On Mon, 31 January 2000, "dave o'leary" wrote:
Attempts to "standardize" inter-NOC communication happened a couple of times in the early 90's in the IETF, but it got too ugly, with too many barriers (basically people not wanting to expose dirty laundry). I fear that attempts to do so now when the providers are *really* competing with each other (as opposed to back in the old daze when we were all friends :-) will suffer the same fate, other than on a pairwise basis between NOCs that cooperate well with each other anyway.

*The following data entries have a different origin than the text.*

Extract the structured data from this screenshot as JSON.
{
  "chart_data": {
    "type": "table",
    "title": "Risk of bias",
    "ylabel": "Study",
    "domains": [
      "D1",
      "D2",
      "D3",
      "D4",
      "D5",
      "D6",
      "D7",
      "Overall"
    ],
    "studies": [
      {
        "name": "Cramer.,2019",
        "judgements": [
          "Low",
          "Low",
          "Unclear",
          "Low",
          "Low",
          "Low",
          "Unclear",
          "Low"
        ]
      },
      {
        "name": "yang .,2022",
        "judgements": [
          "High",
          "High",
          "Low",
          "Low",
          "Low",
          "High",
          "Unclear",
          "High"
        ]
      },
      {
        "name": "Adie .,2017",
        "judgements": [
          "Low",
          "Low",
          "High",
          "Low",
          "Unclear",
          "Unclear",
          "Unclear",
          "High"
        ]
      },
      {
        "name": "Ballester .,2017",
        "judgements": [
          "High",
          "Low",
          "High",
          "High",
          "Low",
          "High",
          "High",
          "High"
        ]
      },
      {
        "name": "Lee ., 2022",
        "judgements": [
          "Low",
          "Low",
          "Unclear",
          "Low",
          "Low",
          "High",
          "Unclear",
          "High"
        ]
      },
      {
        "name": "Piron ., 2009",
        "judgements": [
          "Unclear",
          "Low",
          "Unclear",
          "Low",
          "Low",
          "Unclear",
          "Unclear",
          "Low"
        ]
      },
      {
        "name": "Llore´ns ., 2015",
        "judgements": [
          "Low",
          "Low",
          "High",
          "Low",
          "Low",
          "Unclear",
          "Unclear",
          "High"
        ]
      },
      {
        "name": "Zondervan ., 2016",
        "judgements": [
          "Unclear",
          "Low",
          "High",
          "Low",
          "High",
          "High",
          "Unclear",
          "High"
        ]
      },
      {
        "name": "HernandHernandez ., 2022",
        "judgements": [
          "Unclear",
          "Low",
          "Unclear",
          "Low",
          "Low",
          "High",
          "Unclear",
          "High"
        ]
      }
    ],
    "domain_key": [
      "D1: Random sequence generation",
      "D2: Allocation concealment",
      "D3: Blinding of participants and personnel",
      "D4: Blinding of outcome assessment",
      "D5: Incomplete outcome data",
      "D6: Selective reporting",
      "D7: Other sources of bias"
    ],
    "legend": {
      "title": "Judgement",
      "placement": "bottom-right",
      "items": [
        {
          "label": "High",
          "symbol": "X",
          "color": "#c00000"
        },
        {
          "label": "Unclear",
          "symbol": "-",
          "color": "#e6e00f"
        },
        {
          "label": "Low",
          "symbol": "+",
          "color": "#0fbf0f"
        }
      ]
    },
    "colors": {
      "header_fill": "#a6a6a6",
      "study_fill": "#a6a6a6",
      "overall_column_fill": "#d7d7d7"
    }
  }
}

According to a Telcordia survey of 25 "nontraditional" communication companies (ISPs, wireless, cable, etc) 82% of the respondents said they informed customers about outages and service degradation. If this number seems high, remember this is a self-reported survey, not neccessarily what actually happens when a company has a severe problem with their network. About 40% of the respondants said they informed industry groups and other companies about the most severe and selected other problems. Again, based on self-reporting. One interesting statistic was about 5% of the survey sample said they didn't even tell other people in their own company about severe outages or degradations of service. I'm guessing this was a statistical artifact, like the 5% of voters who report they don't know for whom they voted when asked in exit polls on election day. But maybe some companies really don't tell even other parts of the same company when they have a problem. Note: the survey was completed on July 9, 1999; and may not reflect changes in company policies after major outages since last summer.